Het is ergens rond 1800. Je hebt op de vogeltjesmarkt een vogel in een kooitje gekocht. Het is een gezellig beestje, alleen zingt het nog niet. Je hebt jezelf als opgave gesteld om het een paar liedjes te leren. Je vraagt je af wat een goede aanpak is? Je kunt voor de kooi gaan zitten en een liedje alsmaar voorzingen. Het lijkt je echter niet waarschijnlijk dat de vogel door de menselijke stem wordt geïnspireerd. Misschien is het beter om het melodietje op je fluit te spelen. Maar is hij in voor elk willekeurig lied? Nu kon je in de muziekwinkel bladmuziek kopen met muziek voor elk soort vogel, dus ook voor de jouwe. Je had bijvoorbeeld Bird Fancyer’s Delight van John Walsh. Deze had zich verdiept in de zang van een aantal vogels en wist precies wat je voor moet spelen om succes te hebben. Maar ja, de hele dag bij zo’n kooi fluiten, hou je dat wel vol? Daarom koop je in een muziekwinkel de nieuwste technische vinding: een serinet, een orgeltje dat het gewenste liedje speelt. De orgelbouwer heeft de muziek van een navolger van John Walsh gebruikt, dus dat zit wel goed. Je hebt twee soorten: een met een draaimechanisme en een duurdere die je alleen hoeft op te winden. Je koopt de duurdere. Je verheugt je al op het moment dat het vogeltje het liedje zingt als je vrienden op bezoek zijn. Helaas breekt dat moment niet aan, het vogeltje gaat niet zingen. Wat blijkt? Je hebt namelijk niet het mannetje, maar het vrouwtje gekocht.


Foto: Serinet of Kanarie-orgel, Museum Speelklok, Utrecht.
Klik hier voor een demonstratie.

zaterdag 6 september 2014

TWITTERENDE ORGELS 2

Op de, in het vorige blogbericht genoemde cd met muziek van Muffat, komt een nummer voor waarin het nachtegaalregister wordt gebruikt. Wie hetzelfde nummer, de Nova Cyclopeias Harmonica, in een andere uitvoering beluistert heeft een kleine kans dat daarin ook de nachtegaal is te horen. Het vermoeden rijst dat niet de componist maar de organist bepaalt of een vogelregister wordt gebruikt. Dit lijkt logisch, niet alle orgels beschikken over een dergelijk register en een componist zal willen dat zijn muziek op alle orgels uitvoerbaar is. Op 3 juli jl kregen we de gelegenheid om duidelijkheid te verkrijgen.
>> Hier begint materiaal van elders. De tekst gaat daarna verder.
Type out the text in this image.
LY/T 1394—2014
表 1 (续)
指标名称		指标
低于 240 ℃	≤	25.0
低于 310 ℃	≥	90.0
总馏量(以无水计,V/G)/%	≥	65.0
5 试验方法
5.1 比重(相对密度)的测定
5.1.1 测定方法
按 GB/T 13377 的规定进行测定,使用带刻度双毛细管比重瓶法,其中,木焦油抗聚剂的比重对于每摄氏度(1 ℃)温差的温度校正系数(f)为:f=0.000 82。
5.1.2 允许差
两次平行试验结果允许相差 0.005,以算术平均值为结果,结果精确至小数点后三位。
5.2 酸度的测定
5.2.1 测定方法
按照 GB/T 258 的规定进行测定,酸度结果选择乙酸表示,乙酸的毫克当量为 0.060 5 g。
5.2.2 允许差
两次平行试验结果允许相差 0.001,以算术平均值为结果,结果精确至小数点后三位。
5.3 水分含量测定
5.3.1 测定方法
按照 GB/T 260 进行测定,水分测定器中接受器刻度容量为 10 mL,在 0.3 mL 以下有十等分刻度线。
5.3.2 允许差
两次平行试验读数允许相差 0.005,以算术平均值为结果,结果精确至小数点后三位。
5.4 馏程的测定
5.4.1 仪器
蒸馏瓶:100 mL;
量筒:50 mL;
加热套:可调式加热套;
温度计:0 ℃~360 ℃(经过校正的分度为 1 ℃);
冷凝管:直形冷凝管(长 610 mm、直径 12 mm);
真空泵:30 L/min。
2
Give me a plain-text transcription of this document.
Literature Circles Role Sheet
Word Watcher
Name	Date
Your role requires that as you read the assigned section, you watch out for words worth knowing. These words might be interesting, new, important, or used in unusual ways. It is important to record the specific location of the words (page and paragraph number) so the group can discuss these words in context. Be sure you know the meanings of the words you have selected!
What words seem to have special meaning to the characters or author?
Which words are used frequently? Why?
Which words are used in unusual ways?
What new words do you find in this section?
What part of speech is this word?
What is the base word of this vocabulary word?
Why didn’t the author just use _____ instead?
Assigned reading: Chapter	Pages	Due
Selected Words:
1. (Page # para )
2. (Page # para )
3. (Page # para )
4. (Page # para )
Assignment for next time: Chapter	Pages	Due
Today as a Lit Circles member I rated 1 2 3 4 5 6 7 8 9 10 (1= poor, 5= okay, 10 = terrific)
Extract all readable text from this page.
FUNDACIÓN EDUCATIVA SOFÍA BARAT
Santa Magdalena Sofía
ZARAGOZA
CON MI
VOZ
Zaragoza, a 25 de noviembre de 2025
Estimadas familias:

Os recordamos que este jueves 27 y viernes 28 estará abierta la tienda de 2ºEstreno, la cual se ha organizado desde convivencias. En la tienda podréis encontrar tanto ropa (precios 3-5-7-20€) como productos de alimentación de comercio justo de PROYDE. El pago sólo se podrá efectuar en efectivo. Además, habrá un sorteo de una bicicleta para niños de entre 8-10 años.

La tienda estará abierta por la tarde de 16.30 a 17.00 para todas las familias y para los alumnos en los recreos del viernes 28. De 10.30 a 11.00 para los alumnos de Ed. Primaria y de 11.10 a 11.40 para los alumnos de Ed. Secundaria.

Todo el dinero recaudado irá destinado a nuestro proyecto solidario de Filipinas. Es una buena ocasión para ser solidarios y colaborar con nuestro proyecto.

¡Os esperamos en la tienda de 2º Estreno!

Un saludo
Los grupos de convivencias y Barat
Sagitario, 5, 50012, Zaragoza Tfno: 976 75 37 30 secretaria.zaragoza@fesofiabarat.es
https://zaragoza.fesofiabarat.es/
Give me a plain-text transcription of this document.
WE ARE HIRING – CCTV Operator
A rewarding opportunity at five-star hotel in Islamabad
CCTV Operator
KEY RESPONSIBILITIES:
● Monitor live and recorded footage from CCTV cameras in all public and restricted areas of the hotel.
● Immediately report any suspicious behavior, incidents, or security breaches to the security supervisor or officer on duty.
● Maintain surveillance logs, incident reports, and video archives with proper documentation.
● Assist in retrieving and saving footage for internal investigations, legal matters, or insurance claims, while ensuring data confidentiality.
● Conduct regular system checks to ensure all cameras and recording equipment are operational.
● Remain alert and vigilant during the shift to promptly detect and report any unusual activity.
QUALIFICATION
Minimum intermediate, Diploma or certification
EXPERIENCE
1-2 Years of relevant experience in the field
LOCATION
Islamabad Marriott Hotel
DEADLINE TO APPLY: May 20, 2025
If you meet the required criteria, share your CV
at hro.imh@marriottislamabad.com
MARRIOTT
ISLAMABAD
We bezochten een orgelrecital van Leo van Doeselaar in Kampen en legden hem na afloop het probleem voor. Hij kon ons vertellen dat het gebruik van een vogelregister zelden in een partituur staat voorgeschreven. De organist mag uitmaken waar het wordt ingezet. Gianluca Chiodi, de organist van de kerk in Giove (It) waar de cd van Muffat is opgenomen zei ditzelfde in een mail. Organisten kunnen zo, volgens hem, een pastoraal tintje aan een compositie geven of er gewoon het publiek mee vermaken. Zo heeft de Bovenkerk in Kampen op het koororgel een cymbelster-register. Dit bestaat niet uit pijpen maar uit een wiel met belletjes. Blaas je hier lucht langs dan hoor je een vrolijk gerinkel dat het vooral in de kersttijd goed doet. Maar het is de organist die beslist over de inzet van dit soort registers.